Let's start by installing two libraries from HuggingFace that will make our job easier: transformers and datasets. We will also import the relevant libraries.
!pip install transformers -qq
!pip install datasets -qq
import numpy as np
import pandas as pd
import torch
from transformers import BertForSequenceClassification, BertTokenizerFast, Trainer, TrainingArguments
from datasets import load_dataset, Dataset
from sklearn.metrics import accuracy_score, precision_recall_fscore_support
In this demo, we will use the Polish pretrained BERT model - Polbert (https://github.com/kldarek/polbert). It can be downloaded from the HuggingFace model hub, and we will use BertForSequenceClassification class to load it. We will also need the Polbert tokenizer.
model = BertForSequenceClassification.from_pretrained('dkleczek/bert-base-polish-uncased-v1')
tokenizer = BertTokenizerFast.from_pretrained('dkleczek/bert-base-polish-uncased-v1')
Now we will load the training data from the KLEJ benchmark website, clean it up, and convert to a csv format that can be used to create a dataset.
!wget -q https://klejbenchmark.com/static/data/klej_cbd.zip
!unzip -q klej_cbd.zip
df = pd.read_csv('train.tsv', delimiter='\t')
df = df.dropna().reset_index(drop=True)
df.columns = ['text', 'label']
df.label = df.label.astype(int)
df = df.sample(frac=1, random_state=42)
df.to_csv('train.csv', index=False)
len(df), len(df[df.label == 1])
Our training set consists of 10 thousand tweets, but only 851 of those tweets are tagged as cyberbullying. We can take a look at a sample of data in the dataframe.
df.head()
We need to convert our data into a format that can be fed to our model. Thanks to HuggingFace datesets library magic, we con do this with just a few lines of code. We will load the dataset from csv file, split it into train (80%) and validation set (20%). We will then map the tokenizer to convert the text strings into a format that can be fed into BERT model (input_ids and attention mask). Finally, we'll convert that into torch tensors.
train_dataset, test_dataset = load_dataset('csv', data_files='train.csv', split=['train[:80%]', 'train[80%:]'])
# train_dataset[0]
def tokenize(batch):
return tokenizer(batch['text'], padding=True, truncation=False)
train_dataset = train_dataset.map(tokenize, batched=True, batch_size=len(train_dataset))
test_dataset = test_dataset.map(tokenize, batched=True, batch_size=len(train_dataset))
# train_dataset[0]
train_dataset.set_format('torch', columns=['input_ids', 'attention_mask', 'label'])

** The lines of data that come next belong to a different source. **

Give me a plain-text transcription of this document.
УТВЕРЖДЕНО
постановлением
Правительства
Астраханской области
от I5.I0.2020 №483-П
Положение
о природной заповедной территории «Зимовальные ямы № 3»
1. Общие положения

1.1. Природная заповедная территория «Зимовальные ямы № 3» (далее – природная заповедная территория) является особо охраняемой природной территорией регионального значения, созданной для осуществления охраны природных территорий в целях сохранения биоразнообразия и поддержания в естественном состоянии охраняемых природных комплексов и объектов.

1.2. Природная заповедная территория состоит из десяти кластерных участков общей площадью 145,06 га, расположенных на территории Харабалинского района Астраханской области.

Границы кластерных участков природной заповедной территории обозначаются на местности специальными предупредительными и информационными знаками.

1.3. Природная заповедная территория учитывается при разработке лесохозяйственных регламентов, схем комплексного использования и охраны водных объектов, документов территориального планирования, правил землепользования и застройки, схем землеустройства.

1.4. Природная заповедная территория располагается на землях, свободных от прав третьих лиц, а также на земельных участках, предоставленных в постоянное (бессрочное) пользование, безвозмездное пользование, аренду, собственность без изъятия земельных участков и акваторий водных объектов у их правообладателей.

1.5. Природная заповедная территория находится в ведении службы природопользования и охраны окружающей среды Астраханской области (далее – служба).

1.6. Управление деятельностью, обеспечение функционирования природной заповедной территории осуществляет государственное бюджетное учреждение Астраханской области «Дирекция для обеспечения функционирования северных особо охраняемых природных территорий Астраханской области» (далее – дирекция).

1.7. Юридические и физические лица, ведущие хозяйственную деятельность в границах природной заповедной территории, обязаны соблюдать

test_dataset.set_format('torch', columns=['input_ids', 'attention_mask', 'label'])
# train_dataset[0]
We are almost ready to start the training. Let's define a function that will help us monitor the training progress and evaluate results on the validation dataset. We will primarily focus on F1, recall and precision metrics, especially that F1 is the official evaluation metric for this dataset.
def compute_metrics(pred):
labels = pred.label_ids
preds = pred.predictions.argmax(-1)
precision, recall, f1, _ = precision_recall_fscore_support(labels, preds, average='binary')
acc = accuracy_score(labels, preds)
return {
'accuracy': acc,
'f1': f1,
'precision': precision,
'recall': recall
}
HuggingFace wraps up the default transformer fine-tuning approach in the Trainer object, and we can customize it by passing training arguments such as learning rate, number of epochs, batch size etc. We will set logging_steps to 20, so that we can frequently evaluate how the model performs on the validation set throughout the training.
training_args = TrainingArguments(
output_dir='./results',
learning_rate=2e-5,
num_train_epochs=3,
per_device_train_batch_size=64,
per_device_eval_batch_size=64,
fp16=True,
warmup_steps=30,
logging_steps=20,
weight_decay=0.01,
evaluate_during_training=True,
logging_dir='./logs',
)
trainer = Trainer(
model=model,
args=training_args,
compute_metrics=compute_metrics,
train_dataset=train_dataset,
eval_dataset=test_dataset
)
trainer.train()